Les mystères de l'univers ésotérique se dévoilent à travers les pages de "La Science des Mages et ses applications théoriques et pratiques" . Ce traité, rédigé par Papus, figure emblématique de l'occultisme du XIXe siècle, nous transporte dans un monde où la science et la magie s'entrelacent. L'oeuvre se situe à une époque où la quête de la connaissance ésotérique était à son apogée, et où les frontières entre le visible et l'invisible étaient explorées avec une ferveur sans précédent. Papus, de son vrai nom Gérard Encausse, nous guide à travers les arcanes de la magie, en exposant des concepts qui mêlent philosophie, alchimie et mysticisme.

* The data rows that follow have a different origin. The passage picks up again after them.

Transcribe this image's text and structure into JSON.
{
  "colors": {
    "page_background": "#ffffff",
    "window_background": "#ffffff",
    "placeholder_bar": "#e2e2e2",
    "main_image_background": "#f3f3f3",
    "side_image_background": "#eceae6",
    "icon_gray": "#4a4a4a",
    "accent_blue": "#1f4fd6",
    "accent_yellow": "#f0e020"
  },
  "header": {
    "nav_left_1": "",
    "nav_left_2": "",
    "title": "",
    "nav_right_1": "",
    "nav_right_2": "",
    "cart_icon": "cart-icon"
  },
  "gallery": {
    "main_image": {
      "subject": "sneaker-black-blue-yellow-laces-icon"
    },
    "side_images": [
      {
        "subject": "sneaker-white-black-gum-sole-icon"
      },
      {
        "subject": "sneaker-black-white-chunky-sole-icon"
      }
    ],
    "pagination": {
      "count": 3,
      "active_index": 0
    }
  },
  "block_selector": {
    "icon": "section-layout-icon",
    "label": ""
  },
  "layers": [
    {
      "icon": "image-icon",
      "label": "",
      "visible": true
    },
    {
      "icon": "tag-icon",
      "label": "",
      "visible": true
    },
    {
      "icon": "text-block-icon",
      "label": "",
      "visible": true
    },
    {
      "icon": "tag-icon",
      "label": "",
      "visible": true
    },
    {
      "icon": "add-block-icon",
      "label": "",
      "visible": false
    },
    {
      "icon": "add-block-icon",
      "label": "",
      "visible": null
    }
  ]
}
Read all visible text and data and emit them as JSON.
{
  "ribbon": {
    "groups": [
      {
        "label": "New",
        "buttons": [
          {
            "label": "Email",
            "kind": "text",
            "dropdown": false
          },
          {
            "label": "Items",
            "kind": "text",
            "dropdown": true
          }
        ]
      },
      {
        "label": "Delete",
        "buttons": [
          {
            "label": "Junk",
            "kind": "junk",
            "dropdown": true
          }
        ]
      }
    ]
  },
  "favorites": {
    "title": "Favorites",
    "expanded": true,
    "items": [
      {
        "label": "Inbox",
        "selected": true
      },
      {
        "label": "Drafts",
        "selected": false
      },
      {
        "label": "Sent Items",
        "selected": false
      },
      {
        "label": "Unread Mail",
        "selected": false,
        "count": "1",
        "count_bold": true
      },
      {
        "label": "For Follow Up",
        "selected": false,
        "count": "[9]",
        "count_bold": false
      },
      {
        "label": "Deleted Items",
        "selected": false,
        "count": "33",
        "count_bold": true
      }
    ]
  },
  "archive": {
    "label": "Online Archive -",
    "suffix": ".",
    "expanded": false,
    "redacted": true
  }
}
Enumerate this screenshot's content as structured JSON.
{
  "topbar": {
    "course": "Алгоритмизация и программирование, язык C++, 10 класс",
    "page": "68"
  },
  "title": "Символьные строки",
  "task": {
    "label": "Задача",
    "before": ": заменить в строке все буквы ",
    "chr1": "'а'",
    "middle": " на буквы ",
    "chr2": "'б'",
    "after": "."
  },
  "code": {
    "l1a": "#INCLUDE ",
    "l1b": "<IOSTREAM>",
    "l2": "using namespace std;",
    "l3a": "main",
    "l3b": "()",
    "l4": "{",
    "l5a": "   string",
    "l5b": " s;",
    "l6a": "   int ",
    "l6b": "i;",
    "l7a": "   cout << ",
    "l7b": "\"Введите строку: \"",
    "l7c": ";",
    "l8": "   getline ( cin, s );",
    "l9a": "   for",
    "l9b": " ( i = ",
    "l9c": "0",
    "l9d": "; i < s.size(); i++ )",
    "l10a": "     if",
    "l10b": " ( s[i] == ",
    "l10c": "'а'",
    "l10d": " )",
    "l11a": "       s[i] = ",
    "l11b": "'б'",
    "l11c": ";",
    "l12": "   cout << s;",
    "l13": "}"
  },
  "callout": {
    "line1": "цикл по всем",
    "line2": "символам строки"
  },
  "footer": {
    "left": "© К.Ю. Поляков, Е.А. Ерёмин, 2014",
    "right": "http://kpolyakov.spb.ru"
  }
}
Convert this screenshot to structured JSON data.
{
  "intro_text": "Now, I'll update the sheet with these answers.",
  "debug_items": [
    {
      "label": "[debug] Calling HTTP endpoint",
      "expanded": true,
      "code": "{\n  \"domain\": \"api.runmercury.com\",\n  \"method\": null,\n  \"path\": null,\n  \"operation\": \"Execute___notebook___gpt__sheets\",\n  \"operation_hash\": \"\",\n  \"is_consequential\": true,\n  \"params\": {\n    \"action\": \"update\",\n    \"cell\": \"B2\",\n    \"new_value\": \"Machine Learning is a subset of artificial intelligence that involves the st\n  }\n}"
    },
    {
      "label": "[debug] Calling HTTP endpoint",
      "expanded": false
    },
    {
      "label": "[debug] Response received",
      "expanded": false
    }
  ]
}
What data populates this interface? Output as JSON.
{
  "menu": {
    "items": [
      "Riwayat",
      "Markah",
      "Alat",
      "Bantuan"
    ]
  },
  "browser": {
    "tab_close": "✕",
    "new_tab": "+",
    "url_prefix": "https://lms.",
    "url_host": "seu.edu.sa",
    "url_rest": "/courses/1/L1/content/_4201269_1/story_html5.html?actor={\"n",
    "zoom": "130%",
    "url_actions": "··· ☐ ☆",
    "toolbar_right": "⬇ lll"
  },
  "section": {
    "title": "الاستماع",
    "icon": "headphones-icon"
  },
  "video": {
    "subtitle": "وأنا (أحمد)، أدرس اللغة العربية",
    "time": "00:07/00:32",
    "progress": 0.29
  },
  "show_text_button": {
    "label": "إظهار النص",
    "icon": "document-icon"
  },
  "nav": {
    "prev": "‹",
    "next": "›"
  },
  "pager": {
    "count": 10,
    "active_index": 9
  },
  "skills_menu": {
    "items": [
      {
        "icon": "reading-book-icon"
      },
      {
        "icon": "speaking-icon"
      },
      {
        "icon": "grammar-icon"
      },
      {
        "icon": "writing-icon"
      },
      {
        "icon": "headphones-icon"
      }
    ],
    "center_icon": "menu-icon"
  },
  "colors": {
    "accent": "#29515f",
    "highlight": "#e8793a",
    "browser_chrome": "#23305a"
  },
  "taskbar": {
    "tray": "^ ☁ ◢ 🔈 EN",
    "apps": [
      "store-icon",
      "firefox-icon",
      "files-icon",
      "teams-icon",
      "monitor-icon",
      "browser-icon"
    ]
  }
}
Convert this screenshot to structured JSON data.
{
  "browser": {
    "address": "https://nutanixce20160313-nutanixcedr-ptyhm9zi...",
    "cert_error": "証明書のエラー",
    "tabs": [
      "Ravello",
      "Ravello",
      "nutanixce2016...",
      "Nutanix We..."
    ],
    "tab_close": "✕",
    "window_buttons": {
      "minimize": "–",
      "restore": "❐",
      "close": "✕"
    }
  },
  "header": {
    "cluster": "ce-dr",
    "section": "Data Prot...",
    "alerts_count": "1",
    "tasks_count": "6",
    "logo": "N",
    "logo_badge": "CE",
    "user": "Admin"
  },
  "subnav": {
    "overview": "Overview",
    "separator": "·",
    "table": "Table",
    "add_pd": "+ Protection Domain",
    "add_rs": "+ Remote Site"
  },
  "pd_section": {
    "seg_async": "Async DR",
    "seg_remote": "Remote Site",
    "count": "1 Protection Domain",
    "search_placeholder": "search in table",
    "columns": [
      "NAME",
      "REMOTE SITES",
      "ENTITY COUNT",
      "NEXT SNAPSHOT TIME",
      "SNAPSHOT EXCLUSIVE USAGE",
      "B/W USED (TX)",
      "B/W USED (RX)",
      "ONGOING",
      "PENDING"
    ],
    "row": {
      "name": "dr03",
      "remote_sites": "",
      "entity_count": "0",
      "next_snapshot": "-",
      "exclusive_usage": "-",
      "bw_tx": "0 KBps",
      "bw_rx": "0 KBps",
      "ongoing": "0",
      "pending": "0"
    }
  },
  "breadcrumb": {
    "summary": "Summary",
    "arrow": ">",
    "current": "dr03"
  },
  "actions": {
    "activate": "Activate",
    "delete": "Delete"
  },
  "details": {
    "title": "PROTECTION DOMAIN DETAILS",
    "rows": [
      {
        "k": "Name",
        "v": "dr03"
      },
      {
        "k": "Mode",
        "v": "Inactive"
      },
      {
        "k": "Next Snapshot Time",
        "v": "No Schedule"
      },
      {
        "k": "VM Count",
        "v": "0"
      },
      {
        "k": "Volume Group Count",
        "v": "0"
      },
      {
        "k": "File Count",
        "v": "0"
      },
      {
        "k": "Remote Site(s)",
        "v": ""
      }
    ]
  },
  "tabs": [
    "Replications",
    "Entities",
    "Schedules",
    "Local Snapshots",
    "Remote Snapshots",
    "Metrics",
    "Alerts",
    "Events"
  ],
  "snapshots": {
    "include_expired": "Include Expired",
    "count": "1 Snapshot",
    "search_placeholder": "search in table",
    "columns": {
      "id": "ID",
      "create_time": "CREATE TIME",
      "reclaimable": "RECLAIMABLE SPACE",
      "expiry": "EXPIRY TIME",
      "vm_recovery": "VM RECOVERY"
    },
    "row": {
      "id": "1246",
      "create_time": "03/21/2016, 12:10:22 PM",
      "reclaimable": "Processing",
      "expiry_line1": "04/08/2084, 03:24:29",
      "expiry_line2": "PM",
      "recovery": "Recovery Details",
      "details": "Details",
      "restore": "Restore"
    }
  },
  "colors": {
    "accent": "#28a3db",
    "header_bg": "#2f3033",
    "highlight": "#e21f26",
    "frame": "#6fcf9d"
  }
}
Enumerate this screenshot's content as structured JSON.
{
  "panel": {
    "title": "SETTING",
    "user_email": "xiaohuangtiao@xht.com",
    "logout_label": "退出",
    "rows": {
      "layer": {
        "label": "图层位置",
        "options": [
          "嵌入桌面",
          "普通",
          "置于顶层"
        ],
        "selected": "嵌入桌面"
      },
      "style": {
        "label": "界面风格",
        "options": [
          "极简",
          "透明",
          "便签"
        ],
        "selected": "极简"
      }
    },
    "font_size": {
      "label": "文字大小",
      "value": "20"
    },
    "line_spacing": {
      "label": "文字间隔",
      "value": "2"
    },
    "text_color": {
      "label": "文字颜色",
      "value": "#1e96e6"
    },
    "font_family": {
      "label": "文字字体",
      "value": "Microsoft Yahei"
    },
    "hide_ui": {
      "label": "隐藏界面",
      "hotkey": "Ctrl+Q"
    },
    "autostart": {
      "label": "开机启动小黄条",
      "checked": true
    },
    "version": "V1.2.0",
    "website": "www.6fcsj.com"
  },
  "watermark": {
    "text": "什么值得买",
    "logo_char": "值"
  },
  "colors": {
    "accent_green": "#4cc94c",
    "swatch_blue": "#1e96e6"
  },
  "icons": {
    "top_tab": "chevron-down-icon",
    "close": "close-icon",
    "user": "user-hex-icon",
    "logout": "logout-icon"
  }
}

Ce livre se distingue par sa capacité à rendre accessibles des notions complexes, en les ancrant dans des applications pratiques qui fascinent autant qu'elles intriguent. Les thématiques abordées, telles que l'initiation, l'évolution des rituels et l'interprétation des signes, sont autant de portes ouvertes sur un univers où la pensée rationnelle côtoie l'intuition. Papus, en tant qu'érudit, nous offre une perspective sur la manière dont la magie peut être perçue non seulement comme un art, mais aussi comme une science à part entière. En parcourant cet ouvrage, le lecteur est invité à réfléchir sur la place de l'homme dans l'univers et sur les forces invisibles qui l'entourent. Par l'étude des principes ésotériques, ce livre nous apprend à mieux comprendre les interactions subtiles entre l'esprit et la matière, et à envisager la réalité sous un angle nouveau. Une exploration qui promet de transformer notre perception du monde et de nous ouvrir à des dimensions insoupçonnées.